I used autofs for a several years to mount local network NFS shares. That would get things going on a new machine or fresh install with a small amount of work, but once set up it was rock solid and I never had any issues.
Not too long ago, autofs moved from the official repositories to the AUR. Still worked fine. Then this year, the AUR package started dropping unverified PGP signature errors when trying to update. I left it unupdated for a while, but figured that was a sign that I should probably be migrating to newer systemd automounts.
I got a new machine a while ago, and still got the error trying to install autofs from the AUR. So I looked into systemd automount via fstab. Here’s an example line:
Server:/media/Server/Download /media/Server/Downloads nfs noauto,x-systemd.automount 0 0
That works generally well, and is faster/easier to set up on a new machine or fresh install. However, if “Server” is powered off, or if the client machine has no network access, I get some problems. There is a hang of roughly 10 seconds on login (boot seems fine) compared to login/boot with those fstab entries commented out. Starting up a file manager (I’m in gnome, so nautilus) for the first time after login takes much longer than usual – roughly 30 seconds to 1 minute compared to instant without those fstab entries. And nautilus will also include “filesystem root” and “home” partitions listed in the left panel along with network shares.

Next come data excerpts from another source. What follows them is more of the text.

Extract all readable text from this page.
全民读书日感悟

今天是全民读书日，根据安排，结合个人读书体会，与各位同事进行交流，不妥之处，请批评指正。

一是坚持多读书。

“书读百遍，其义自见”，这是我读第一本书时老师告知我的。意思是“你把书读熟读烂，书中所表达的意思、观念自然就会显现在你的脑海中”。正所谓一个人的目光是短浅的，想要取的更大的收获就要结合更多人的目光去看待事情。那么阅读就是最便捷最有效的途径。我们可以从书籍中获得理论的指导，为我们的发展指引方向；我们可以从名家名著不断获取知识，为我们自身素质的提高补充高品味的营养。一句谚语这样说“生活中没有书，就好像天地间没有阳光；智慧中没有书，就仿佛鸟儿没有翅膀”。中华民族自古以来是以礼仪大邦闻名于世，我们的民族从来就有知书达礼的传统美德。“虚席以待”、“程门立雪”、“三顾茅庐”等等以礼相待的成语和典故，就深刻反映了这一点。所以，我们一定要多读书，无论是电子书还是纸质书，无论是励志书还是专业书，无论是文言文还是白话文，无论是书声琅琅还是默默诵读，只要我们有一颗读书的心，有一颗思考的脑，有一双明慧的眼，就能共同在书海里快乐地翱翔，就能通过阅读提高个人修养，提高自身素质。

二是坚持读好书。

With autofs, I had no problems like that. It manages the mounting so that the system doesn’t even try to mount them until/unless I cd or navigate the file manager into the mount points. That is much better behavior even for desktop machines that are almost always on, and basically required for a laptop that I take to other locations where the local “Server” IPs aren’t available, etc.
I thought that the “noauto” line in the fstab entry was supposed to mount only when the mountpoint is accessed, ala autofs, but it seems that is wrong? Arch wiki mentions _netdev option so that systemd knows that the mount is network dependent, but I don’t seem to have problems at boot, so it seems like that isn’t the answer? Maybe I need to add x-systemd.mount-timeout=1s or something, but then I’m not sure if it will try to mount again if I navigate to the mountpoint later (as autofs did)?
I also tried migrating the fstab entries into systemd modules in /usr/lib/systemd/system with one .mount and one .automount module, and systemctl enable-ing only the .automount module (which was suggested in another forum after some google searching), but that seemed to result in the same behavior as the fstab entries.
Anyone know what I need to do to get the better behavior that I had with autofs in addition to the ease and convenience of the systemd automount fstab entries? Thanks!